I recently noticed the following bugs in -ounion (which I've
never used for anything except testing):

(1) It is broken for all file systems except ffs and ext2fs, since
    all (?) file systems now use nmount(2) and only these two file
    systems have "union" in their mount options list.  It is still in
    the global options list in mount/mntopts.h, but this is only used
    with mount(2).  The global options list in mount/mntopts.h has
    many bogus non-global options, and even the global options list
    in kern/vfs_mount.c has some bogus non-global options, but "union"
    actually is a global options.  ext2fs loves "union" more than
    ffs -- although its options list is less disordered than ffs's,
    it has enough disorder to have 2 copies of "union".

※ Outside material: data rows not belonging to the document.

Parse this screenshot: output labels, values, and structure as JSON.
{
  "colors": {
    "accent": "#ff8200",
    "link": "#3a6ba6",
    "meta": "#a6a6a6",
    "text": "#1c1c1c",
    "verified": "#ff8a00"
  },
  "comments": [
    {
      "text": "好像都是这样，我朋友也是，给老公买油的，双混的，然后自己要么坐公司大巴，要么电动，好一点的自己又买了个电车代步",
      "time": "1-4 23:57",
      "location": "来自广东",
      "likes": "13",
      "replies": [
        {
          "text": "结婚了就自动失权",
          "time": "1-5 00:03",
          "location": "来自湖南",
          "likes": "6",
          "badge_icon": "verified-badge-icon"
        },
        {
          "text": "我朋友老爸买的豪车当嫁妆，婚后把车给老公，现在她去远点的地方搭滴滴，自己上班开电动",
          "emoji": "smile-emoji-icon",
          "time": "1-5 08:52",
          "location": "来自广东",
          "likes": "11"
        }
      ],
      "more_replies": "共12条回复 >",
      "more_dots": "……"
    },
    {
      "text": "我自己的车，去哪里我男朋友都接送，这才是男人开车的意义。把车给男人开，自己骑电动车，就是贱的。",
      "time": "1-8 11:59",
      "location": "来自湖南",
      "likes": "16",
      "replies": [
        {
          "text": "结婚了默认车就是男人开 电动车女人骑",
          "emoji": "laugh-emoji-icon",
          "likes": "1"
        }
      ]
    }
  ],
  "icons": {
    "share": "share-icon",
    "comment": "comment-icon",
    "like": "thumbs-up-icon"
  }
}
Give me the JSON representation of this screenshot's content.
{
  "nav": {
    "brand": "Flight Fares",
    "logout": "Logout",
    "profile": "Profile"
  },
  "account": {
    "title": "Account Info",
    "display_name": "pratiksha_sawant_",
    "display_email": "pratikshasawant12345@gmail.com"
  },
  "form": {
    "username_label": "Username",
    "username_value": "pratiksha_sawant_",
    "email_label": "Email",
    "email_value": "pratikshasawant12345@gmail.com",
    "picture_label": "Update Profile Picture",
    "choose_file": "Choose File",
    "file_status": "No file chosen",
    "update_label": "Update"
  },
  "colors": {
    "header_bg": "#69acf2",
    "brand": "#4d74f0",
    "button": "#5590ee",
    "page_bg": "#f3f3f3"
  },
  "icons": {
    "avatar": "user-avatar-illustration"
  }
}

(2) After fixing (1) by not using nmount(2), following of symlinks works
    strangely for at least devfs:
    (a) a link foo -> zero (where zero doesn't exist in the underlying
        file system) doesn't work.  mount(1) says that the lookup is
        done in the mounted file system first.
    (b) a link foo -> ./zero works.  This is correct.  Now I wonder
        if it would work if zero existed only in the underlying file
        system.

Have you noticed these bugs?  (2) is presumably old.